There were 112 homes on the south slope of the Black Mountain foothills outside Henderson, Nevada, all red tile roofs, white stucco, desert gravel, clipped shrubs, and a clubhouse with two heated pools Susanna called the bathtubs of the damned.

Theren trusted the gate.

Susanna trusted the directory.

Most of the elderly residents trusted Carla Bochamp because she had been HOA president since 2014 and knew how to wear authority like perfume.

She had a champagne Lincoln Navigator, a pearl white Sundance Estates polo, a thick gold chain with a small cross, and the kind of practiced smile that made people feel rude for doubting her.
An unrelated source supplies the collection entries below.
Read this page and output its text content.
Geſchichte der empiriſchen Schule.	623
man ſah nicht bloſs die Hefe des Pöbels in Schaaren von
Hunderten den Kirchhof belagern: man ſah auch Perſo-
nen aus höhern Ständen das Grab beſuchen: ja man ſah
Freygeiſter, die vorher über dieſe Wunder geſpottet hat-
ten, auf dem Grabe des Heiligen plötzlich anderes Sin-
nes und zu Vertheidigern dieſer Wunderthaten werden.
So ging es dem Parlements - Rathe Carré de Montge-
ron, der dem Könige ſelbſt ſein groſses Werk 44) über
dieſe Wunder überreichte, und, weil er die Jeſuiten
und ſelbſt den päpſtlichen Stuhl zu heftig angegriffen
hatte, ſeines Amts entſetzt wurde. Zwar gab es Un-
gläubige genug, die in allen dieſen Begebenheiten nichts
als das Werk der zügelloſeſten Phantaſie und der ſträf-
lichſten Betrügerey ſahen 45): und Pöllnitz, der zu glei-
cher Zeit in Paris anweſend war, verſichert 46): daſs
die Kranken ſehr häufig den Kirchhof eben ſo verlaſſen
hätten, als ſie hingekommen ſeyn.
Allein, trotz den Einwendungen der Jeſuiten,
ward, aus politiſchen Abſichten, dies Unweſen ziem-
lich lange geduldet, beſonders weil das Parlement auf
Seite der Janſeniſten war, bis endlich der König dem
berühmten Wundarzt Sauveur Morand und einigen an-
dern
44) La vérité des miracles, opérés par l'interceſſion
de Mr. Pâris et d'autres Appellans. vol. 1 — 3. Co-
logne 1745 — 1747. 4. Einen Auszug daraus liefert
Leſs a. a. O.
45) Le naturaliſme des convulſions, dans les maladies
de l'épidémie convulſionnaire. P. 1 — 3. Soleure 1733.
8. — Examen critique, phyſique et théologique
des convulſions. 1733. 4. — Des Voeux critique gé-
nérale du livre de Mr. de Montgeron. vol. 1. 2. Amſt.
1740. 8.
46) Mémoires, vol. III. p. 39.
That trust was the first thing she stole.

The packages began disappearing in May.

At first, they were too small to feel like a crime ring.

Replacement filters for Susanna’s nebulizer vanished from the porch within 90 minutes of delivery.

A crossword puzzle book for Anita Vermuan, who was recovering from hip surgery three houses up the cul-de-sac, disappeared the same way.

Then an oolong tea order from Portland went missing, a small indulgence Susanna had loved since their daughter Larkin introduced it to her in 2022.

The delivery photos were clear.

Each box sat on the Whitlocks’ porch in plain daylight, right in front of the door, and each box was gone before afternoon could settle.

Amazon refunded one package, replaced another, and then a customer service representative gently asked whether Theren had camera footage.

He did not.

That embarrassed him more than he admitted.

A man who had spent his adult life teaching juries that evidence mattered had assumed his own porch did not need any.

That afternoon, he drove to Best Buy in Green Valley and bought four motion-activated cameras with infrared and cellular uplink.

By evening, two were aimed at the porch, one at the driveway, and one at the side gate.

Three days later, the next package vanished.